HNSW vector index

Approximate nearest-neighbor search via hierarchical navigable small-world graphs.

Setup

The benchmark inserts 10,000 vectors of dimension 128 and queries the 10 nearest neighbors using L2 distance. Compared against PostgreSQL with pgvector on the same machine.

CREATE TABLE embeddings (
    id    INT PRIMARY KEY,
    name  TEXT,
    vec   VECTOR(128)
);

CREATE INDEX ON embeddings USING hnsw (vec vector_l2_ops);

-- Insert 10K vectors, then:
SELECT id, name
FROM embeddings
ORDER BY vec <-> '[0.1, 0.2, ...]'
LIMIT 10;

Problem

Without an index, finding the K nearest neighbors requires computing the distance from the query vector to every row in the table. For 10,000 rows of dimension 128, that is 1.28M floating-point operations per query. Acceptable for small tables, but it scales linearly with row count—at 1M rows, each query would need 128M operations.

Cause

The VECTOR(n) column type was added with basic storage, insert, scan, filter, and sort support, but no index structure. The ORDER BY vec <-> query LIMIT K pattern was executed as a full scan followed by a Top-N sort. This is correct but slow for large tables.

Fix

Implemented HNSW (Hierarchical Navigable Small World) in hnsw.c (608 lines) and hnsw.h (63 lines). The index is created via CREATE INDEX ... USING hnsw with support for three distance metrics.

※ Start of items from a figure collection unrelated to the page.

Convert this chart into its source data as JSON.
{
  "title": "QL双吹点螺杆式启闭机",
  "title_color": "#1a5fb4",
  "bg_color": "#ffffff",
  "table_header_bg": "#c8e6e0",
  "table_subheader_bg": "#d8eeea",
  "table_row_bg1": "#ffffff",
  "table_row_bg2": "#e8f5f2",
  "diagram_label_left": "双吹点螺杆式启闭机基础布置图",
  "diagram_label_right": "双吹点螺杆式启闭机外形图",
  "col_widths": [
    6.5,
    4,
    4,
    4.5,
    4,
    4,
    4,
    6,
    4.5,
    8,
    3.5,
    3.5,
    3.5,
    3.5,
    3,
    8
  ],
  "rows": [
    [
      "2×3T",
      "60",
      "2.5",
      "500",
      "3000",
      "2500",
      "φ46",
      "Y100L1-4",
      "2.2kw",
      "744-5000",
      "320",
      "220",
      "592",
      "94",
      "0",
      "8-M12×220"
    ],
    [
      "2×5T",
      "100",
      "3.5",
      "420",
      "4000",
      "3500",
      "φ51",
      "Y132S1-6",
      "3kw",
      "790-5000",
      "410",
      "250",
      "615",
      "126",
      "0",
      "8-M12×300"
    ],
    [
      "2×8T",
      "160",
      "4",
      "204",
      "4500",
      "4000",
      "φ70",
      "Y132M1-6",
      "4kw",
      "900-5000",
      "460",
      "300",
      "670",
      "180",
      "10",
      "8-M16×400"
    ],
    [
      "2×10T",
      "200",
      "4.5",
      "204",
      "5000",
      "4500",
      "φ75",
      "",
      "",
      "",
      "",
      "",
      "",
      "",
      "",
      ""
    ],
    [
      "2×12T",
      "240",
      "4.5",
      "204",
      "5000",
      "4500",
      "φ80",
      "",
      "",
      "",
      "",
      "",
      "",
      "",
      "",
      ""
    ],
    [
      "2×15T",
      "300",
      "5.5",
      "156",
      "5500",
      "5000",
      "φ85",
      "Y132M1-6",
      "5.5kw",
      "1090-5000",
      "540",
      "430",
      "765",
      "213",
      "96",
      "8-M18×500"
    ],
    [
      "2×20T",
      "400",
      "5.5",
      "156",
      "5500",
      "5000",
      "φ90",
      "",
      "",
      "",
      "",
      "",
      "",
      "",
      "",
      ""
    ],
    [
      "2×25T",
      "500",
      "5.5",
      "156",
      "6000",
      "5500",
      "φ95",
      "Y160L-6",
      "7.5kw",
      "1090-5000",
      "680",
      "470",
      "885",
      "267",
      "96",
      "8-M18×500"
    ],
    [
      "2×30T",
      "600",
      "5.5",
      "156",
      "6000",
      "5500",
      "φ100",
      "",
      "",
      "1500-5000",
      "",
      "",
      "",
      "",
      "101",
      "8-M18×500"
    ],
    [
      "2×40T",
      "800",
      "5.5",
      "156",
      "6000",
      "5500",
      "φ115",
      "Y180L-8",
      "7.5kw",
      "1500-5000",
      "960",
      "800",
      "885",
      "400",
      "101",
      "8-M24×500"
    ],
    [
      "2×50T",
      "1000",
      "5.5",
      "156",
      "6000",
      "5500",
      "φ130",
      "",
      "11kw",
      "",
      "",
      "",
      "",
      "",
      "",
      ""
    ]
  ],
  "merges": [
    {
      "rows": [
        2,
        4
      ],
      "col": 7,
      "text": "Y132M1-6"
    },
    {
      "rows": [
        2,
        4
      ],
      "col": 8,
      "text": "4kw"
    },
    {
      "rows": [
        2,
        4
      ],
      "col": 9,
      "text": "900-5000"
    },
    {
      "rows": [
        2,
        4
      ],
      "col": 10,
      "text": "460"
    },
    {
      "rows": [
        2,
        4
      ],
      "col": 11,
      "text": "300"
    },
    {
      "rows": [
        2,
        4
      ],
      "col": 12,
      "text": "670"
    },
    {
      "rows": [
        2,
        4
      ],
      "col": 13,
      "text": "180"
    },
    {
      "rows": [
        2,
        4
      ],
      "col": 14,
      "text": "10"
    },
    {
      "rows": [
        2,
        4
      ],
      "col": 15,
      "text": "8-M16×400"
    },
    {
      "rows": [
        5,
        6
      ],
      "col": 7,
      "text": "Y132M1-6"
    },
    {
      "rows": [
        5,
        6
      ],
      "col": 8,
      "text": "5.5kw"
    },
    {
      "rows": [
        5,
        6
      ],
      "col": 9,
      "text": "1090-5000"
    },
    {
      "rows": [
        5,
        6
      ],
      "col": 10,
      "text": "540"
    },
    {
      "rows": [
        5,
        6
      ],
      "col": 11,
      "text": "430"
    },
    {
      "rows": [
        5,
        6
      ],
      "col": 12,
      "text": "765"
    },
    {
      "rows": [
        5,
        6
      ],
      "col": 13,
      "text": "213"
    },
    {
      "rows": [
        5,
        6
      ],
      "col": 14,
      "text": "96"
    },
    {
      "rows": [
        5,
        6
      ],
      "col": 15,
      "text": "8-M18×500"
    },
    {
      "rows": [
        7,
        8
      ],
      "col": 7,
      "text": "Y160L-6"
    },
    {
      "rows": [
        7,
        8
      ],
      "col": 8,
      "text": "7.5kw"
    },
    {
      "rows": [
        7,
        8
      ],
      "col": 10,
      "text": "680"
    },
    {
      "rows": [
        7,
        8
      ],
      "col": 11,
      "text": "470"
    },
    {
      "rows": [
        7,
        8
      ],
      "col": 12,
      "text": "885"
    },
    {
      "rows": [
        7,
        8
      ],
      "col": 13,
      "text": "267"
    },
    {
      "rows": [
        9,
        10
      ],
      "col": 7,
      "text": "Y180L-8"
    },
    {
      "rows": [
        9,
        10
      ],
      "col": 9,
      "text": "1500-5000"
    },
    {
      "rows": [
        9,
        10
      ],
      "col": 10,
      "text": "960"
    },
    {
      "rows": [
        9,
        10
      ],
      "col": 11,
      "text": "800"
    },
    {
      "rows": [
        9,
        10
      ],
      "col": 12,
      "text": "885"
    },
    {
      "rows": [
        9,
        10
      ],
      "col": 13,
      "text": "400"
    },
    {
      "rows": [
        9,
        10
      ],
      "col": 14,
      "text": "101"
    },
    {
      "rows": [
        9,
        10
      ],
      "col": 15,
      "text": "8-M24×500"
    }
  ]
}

The planner detects ORDER BY vec <-> query LIMIT K and, when an HNSW index exists on the vector column, rewrites the scan to use hnsw_search instead of a full table scan + sort.

Result

KNN queries on indexed tables return in sub-millisecond time regardless of table size (up to the tested 10K rows). The index parameters (M=16, ef_construction=200) provide a good recall/speed tradeoff for typical embedding workloads.

Distance metricSyntax
L2 (Euclidean)vector_l2_ops
Cosinevector_cosine_ops
Inner productvector_ip_ops

The implementation is 608 lines of C with no external dependencies. All vector benchmarks pass with the HNSW index enabled, and the brute-force fallback remains available for tables without an index.